Марк Батунский - Россия и ислам. Том 1
Способы христианизации на Западе и в России также были различными. Римская церковь признавала один язык – латинский, вследствие чего в европейских странах складывалась чуждая массам, латиноязычная культура. На православном Востоке, где христианство распространялось на основе местных языков, подобного разрыва между элитарной и массовой культурами не существовало. Однако, замечает Szeftel, тот факт, что на Руси христианство распространялось посредством церковнославянского языка, близкого к разговорному языку населения, помешал воспринять (надо бы уточнить: «в полном объеме». – М.Б.) византийское грекоязычное культурное наследие. И далее. Воздействие римского права на русскую правовую мысль началось лишь при Петре Великом. Можно сюда же добавить и то обстоятельство, что даже в XVI в. «в идеологическом отношении русский город… не стал устойчивой базой реформационных воззрений: непрерывная струя еретичества в городах Северо-Восточной Руси XIV – середины XVI в., поднявшегося до провозглашения отдельных положений гуманистического и реформационного толка, была сравнительно легко прервана…» (Назаров В.Д. О некоторых особенностях крестьянской войны начала XVII в. в России // Феодальная Россия во всемирно-историческом процессе. Сборник статей, посвященных Л.В. Черепнину. М., 1972. С. 118–119. См. также: Лурье Я.С. О судьбах переводной беллетристики в России и у западных славян в XV–XVI вв. // История, фольклор, искусство славянских народов. Доклады советской делегации. V Международный съезд славистов. М., 1969. С. 86; Зимин А.А. Основные проблемы реформационно-гуманистического движения в России XIV–XVI вв. Там же. С. 117–118).

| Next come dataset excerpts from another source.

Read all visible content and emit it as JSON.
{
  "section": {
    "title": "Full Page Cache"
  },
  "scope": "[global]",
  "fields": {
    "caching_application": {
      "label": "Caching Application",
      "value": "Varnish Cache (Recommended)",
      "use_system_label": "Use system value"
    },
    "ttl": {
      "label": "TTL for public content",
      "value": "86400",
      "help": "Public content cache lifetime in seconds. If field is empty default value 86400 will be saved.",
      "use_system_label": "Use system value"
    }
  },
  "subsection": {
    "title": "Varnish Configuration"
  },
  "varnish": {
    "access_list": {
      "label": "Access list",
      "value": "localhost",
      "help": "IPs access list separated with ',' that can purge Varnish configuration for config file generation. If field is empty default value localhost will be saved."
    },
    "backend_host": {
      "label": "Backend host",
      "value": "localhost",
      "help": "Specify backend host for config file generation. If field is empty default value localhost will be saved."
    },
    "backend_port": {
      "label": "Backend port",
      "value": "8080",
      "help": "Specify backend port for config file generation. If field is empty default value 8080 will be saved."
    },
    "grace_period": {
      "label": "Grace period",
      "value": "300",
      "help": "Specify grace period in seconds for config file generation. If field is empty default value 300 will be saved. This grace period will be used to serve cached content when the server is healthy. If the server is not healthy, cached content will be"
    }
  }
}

Не стоит, однако, преувеличивать (как это делает Szeftel) прочность кооперации церкви и светской власти в Московской Руси и степень подчиненности первой второй. На самом же деле в Московской Руси и в конце XV – начале XVI в. в основе церковно-государственных отношений «господствовали принципы «кафолического клерикализма» или «симфонии»… и первенства церковного канона перед светским законом» (Бегунов Ю.К. Секуляризация в Европе и собор 1503 г. в России// Феодальная Россия… С. 41. О стремлении церкви добиться первенства над государственной властью см. также: Зимин А.А. Античные мотивы в русской публицистике конца XV в. – Там же.

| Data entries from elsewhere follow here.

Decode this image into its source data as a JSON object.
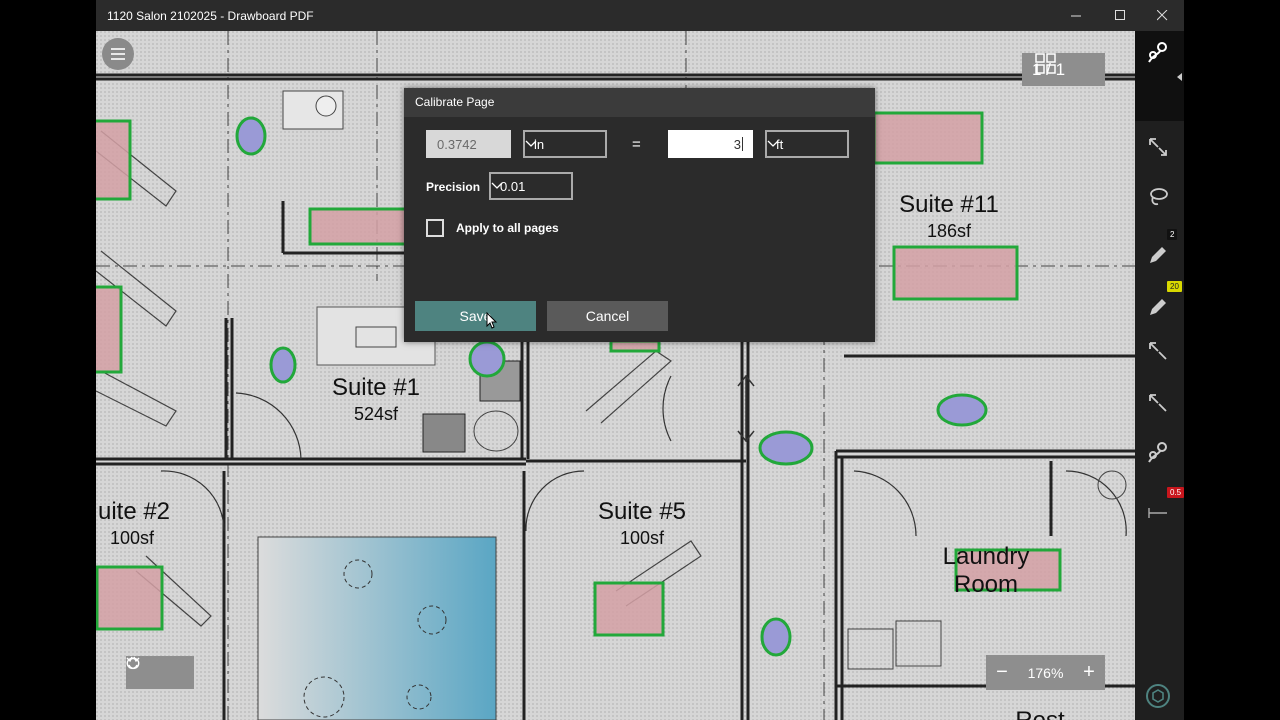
{
  "window": {
    "title": "1120 Salon 2102025 - Drawboard PDF"
  },
  "page_indicator": "1 / 1",
  "zoom": {
    "minus": "−",
    "value": "176%",
    "plus": "+"
  },
  "rail_badges": {
    "pen": "2",
    "highlighter": "20",
    "measure": "0.5"
  },
  "floorplan": {
    "labels": [
      "Suite #11",
      "186sf",
      "Suite #1",
      "524sf",
      "uite #2",
      "100sf",
      "Suite #5",
      "100sf",
      "Laundry",
      "Room",
      "Rest"
    ]
  },
  "dialog": {
    "title": "Calibrate Page",
    "measured_value": "0.3742",
    "measured_unit": "in",
    "equals": "=",
    "real_value": "3",
    "real_unit": "ft",
    "precision_label": "Precision",
    "precision_value": "0.01",
    "apply_all_label": "Apply to all pages",
    "apply_all_checked": false,
    "save_label": "Save",
    "cancel_label": "Cancel"
  },
  "colors": {
    "accent_save": "#4e8380",
    "area_fill": "#d4a0a5",
    "area_stroke": "#22a83a",
    "ellipse_fill": "#9a9ad6"
  }
}
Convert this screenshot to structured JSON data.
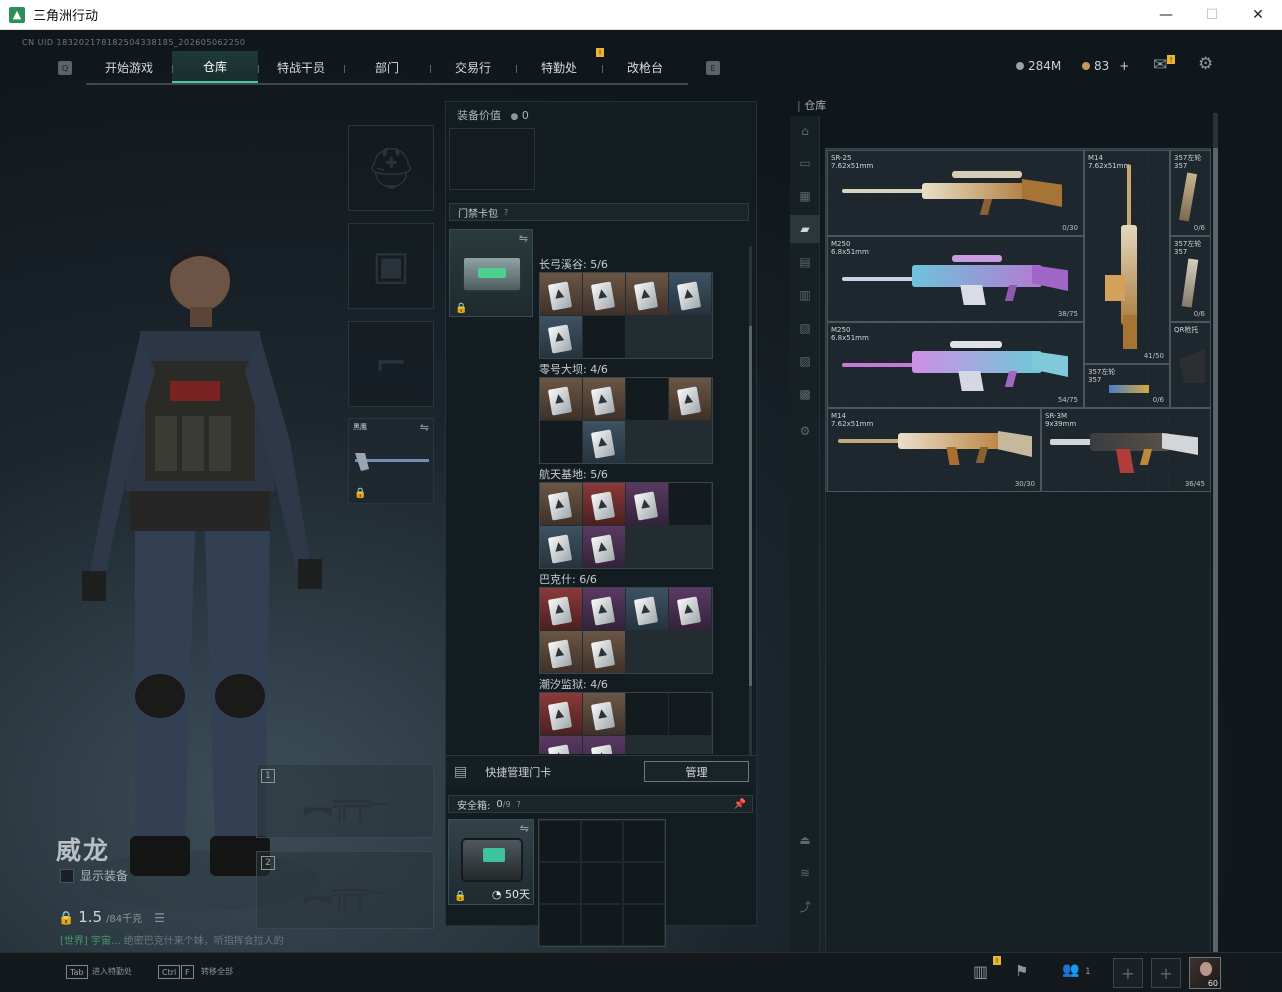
{
  "window": {
    "title": "三角洲行动",
    "minimize": "—",
    "maximize": "☐",
    "close": "✕"
  },
  "uid": "CN UID 1832021781825043381​85_202605062250",
  "nav": {
    "left_key": "Q",
    "right_key": "E",
    "tabs": [
      "开始游戏",
      "仓库",
      "特战干员",
      "部门",
      "交易行",
      "特勤处",
      "改枪台"
    ],
    "active_tab": "仓库",
    "badge": "!"
  },
  "currency": {
    "coins": "284M",
    "tickets": "83",
    "add": "+"
  },
  "icons": {
    "mail": "mail-icon",
    "settings": "gear-icon"
  },
  "character": {
    "name": "威龙",
    "show_gear_label": "显示装备",
    "weight": "1.5",
    "weight_max": "/84千克"
  },
  "chat": {
    "channel": "[世界]",
    "user": "宇宙...",
    "message": "绝密巴克什来个妹，听指挥会拉人的"
  },
  "equip": {
    "value_label": "装备价值",
    "value": "0"
  },
  "keycard_bag": {
    "label": "门禁卡包",
    "help": "?",
    "groups": [
      {
        "title": "长弓溪谷: 5/6"
      },
      {
        "title": "零号大坝: 4/6"
      },
      {
        "title": "航天基地: 5/6"
      },
      {
        "title": "巴克什: 6/6"
      },
      {
        "title": "潮汐监狱: 4/6"
      }
    ],
    "quick_manage_label": "快捷管理门卡",
    "manage_button": "管理"
  },
  "safebox": {
    "label": "安全箱:",
    "count": "0",
    "capacity": "/9",
    "help": "?",
    "timer": "50天"
  },
  "melee_slot": {
    "label": "黑鹰"
  },
  "weapon_slots": [
    "1",
    "2"
  ],
  "stash": {
    "title": "仓库",
    "items": [
      {
        "name": "SR-25\n7.62x51mm",
        "ammo": "0/30"
      },
      {
        "name": "M14\n7.62x51mm",
        "ammo": "41/50"
      },
      {
        "name": "357左轮\n357",
        "ammo": "0/6"
      },
      {
        "name": "M250\n6.8x51mm",
        "ammo": "38/75"
      },
      {
        "name": "357左轮\n357",
        "ammo": "0/6"
      },
      {
        "name": "M250\n6.8x51mm",
        "ammo": "54/75"
      },
      {
        "name": "357左轮\n357",
        "ammo": "0/6"
      },
      {
        "name": "QR枪托",
        "ammo": ""
      },
      {
        "name": "M14\n7.62x51mm",
        "ammo": "30/30"
      },
      {
        "name": "SR-3M\n9x39mm",
        "ammo": "36/45"
      }
    ]
  },
  "bottom": {
    "tab_key": "Tab",
    "tab_label": "进入特勤处",
    "ctrl_key": "Ctrl",
    "f_key": "F",
    "transfer_label": "转移全部",
    "squad_count": "1",
    "avatar_level": "60"
  },
  "colors": {
    "accent": "#47c9a3",
    "badge": "#e8b730"
  }
}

С. 137). Но и это не дает оснований считать (а именно такова точка зрения Szeftel) «допетровскую культуру» полностью церковной и потому зачислять ее в категорию «средневековых», лишенную каких-либо общих элементов «с историей Ренессанса, Реформации, Контрреформации, великих географических открытий и научной революции» (Szeftel М. Russian Institutions… P. 237).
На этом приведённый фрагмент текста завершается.